2017’den beri muhabir olarak Birleşmiş Milletler İklim Zirveleri’nin altısını takip ettim. Bu zirveler çoğu zaman katılımcıların öfkeli olmasa da karmaşık duygular içinde ayrılmasına neden oluyor. Hükümetler, küresel ısınmayla mücadelede en iyi yöntemi belirlemek için son saatlerini kilitlenmiş halde geçiriyor. Genellikle, uzlaşma sağlanırken ifadeler yumuşatılıyor. Örneğin, kömürün “aşamalı olarak kaldırılması” taahhüdü, “aşamalı olarak azaltılması” şeklinde değiştiriliyor ve bir sonraki zirvelerde daha iyisini yapma sözü veriliyor.
Birbirine benzemeyen çıkarlar bir araya gelirse
BM iklim görüşmelerinin sıklıkla çıldırtırcasına kademeli olmasının büyük bir sebebi, birbirinden oldukça farklı çıkarları olan ülkelerin gönüllü işbirliğine bağlı olması. Bir yandan Suudi Arabistan gibi büyük petrol üreticileri, bir yanda deniz seviyesindeki yükselmeyle tehdit altındaki küçük adalar. Ülkeler eyleme geçmek istemiyorsa onları harekete geçmeye zorlayan bir küresel otorite yok. Bu gerçekten zor bir koordinasyon sorunu.
Paris İklim Anlaşması işe yaradı mı?
2015 yılında tüm ülkelerin desteğini alan Paris İklim Anlaşması’nın ardındaki teori, devletlerin gönüllü açık bağlılığının daha geniş bir eyleme yol açacağı fikriydi. Birbirlerine baskı oluşturmak yoluyla ülkeler rüzgar, güneş, nükleer gibi temiz enerji kaynaklarına geçmenin kendi çıkarlarına uyduğunu anlayacak ve birbirlerine kuraklık, sel gibi felaketlere adapte olmak konusunda yardım edip toplu göç ve kaosu engelleyecekti. Bu sürecin işe yarayıp yaramadığı kimse sorduğunuza göre değişir.
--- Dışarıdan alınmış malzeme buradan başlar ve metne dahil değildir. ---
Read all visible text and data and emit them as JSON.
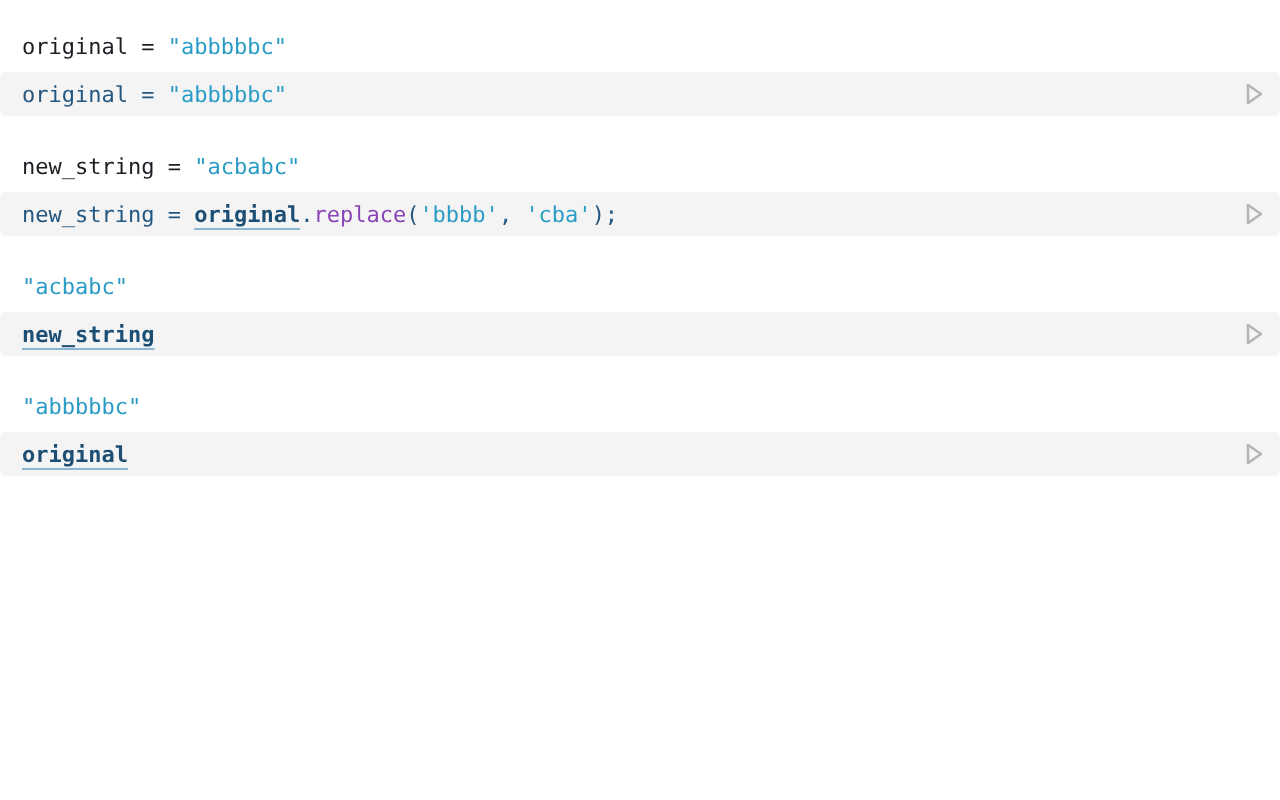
{
  "cells": [
    {
      "output": [
        {
          "kind": "text",
          "text": "original = "
        },
        {
          "kind": "string",
          "text": "\"abbbbbc\""
        }
      ],
      "code": [
        {
          "kind": "text",
          "text": "original = "
        },
        {
          "kind": "string",
          "text": "\"abbbbbc\""
        }
      ]
    },
    {
      "output": [
        {
          "kind": "text",
          "text": "new_string = "
        },
        {
          "kind": "string",
          "text": "\"acbabc\""
        }
      ],
      "code": [
        {
          "kind": "text",
          "text": "new_string = "
        },
        {
          "kind": "ref",
          "text": "original"
        },
        {
          "kind": "text",
          "text": "."
        },
        {
          "kind": "method",
          "text": "replace"
        },
        {
          "kind": "text",
          "text": "("
        },
        {
          "kind": "string",
          "text": "'bbbb'"
        },
        {
          "kind": "text",
          "text": ", "
        },
        {
          "kind": "string",
          "text": "'cba'"
        },
        {
          "kind": "text",
          "text": ");"
        }
      ]
    },
    {
      "output": [
        {
          "kind": "string",
          "text": "\"acbabc\""
        }
      ],
      "code": [
        {
          "kind": "ref",
          "text": "new_string"
        }
      ]
    },
    {
      "output": [
        {
          "kind": "string",
          "text": "\"abbbbbc\""
        }
      ],
      "code": [
        {
          "kind": "ref",
          "text": "original"
        }
      ]
    }
  ]
}
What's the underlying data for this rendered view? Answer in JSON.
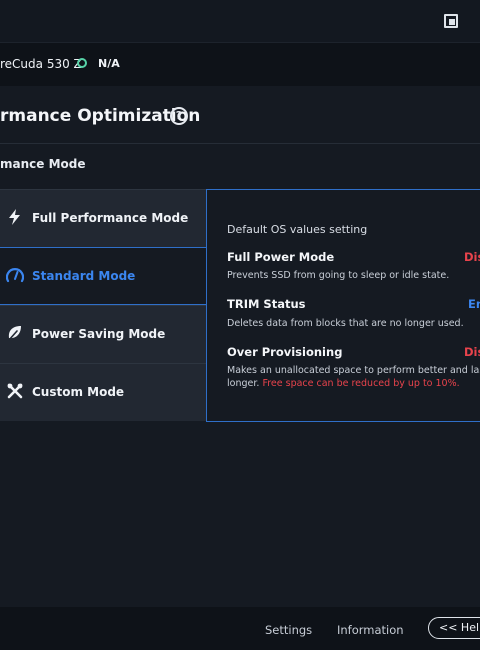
{
  "device": {
    "name": "reCuda 530 Z",
    "status": "N/A"
  },
  "section": {
    "title": "rmance Optimization",
    "help_icon": "?"
  },
  "subsection": {
    "title": "mance Mode"
  },
  "modes": [
    {
      "label": "Full Performance Mode",
      "icon": "lightning-icon",
      "active": false
    },
    {
      "label": "Standard Mode",
      "icon": "gauge-icon",
      "active": true
    },
    {
      "label": "Power Saving Mode",
      "icon": "leaf-icon",
      "active": false
    },
    {
      "label": "Custom Mode",
      "icon": "wrench-icon",
      "active": false
    }
  ],
  "details": {
    "intro": "Default OS values setting",
    "items": [
      {
        "title": "Full Power Mode",
        "status": "Dis",
        "status_color": "#e8434c",
        "description": "Prevents SSD from going to sleep or idle state."
      },
      {
        "title": "TRIM Status",
        "status": "En",
        "status_color": "#3b86f0",
        "description": "Deletes data from blocks that are no longer used."
      },
      {
        "title": "Over Provisioning",
        "status": "Dis",
        "status_color": "#e8434c",
        "description_line1": "Makes an unallocated space to perform better and las",
        "description_line2": "longer.",
        "warning": "Free space can be reduced by up to 10%."
      }
    ]
  },
  "footer": {
    "settings": "Settings",
    "information": "Information",
    "help": "<< Help"
  },
  "colors": {
    "accent": "#3b86f0",
    "warning": "#e8434c",
    "background": "#151a22"
  }
}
İyimser bakış açısına göre, ülkeler 2015'ten bu yana iklim değişikliğiyle mücadelede bir miktar ilerleme kaydetti. O dönem bilim insanları, dünyanın 2100 yılına kadar sanayi öncesi seviyelere göre 4 derece derece ısınma yolunda olduğunu tahmin ediyordu, bu da oldukça ürkütücü görünüyordu. Güncel projeksiyonlar ise yaklaşık 2.7 derecelik bir ısınmayı öngörüyor. Pek iyi değil, ama yine de bir ilerleme.
Bu sadece uluslararası anlaşma sayesinde değil tabii ki. Rüzgar, güneş ve elektrik gibi teknolojiler ucuzladı ve anaakım haline geldi. Çin’in ekonomisi emisyonlardaki hızlı büyümesini yavaşlatan yapısal bir değişim içinde. Ancak Paris anlaşmasını savunanlar, anlaşmanın bu çabalara hız kazandırdığını, hükümet ve işletmelere emisoynları sıfırlama hedefini daha ciddiye alma fikrini aşıladığını düşünüyor.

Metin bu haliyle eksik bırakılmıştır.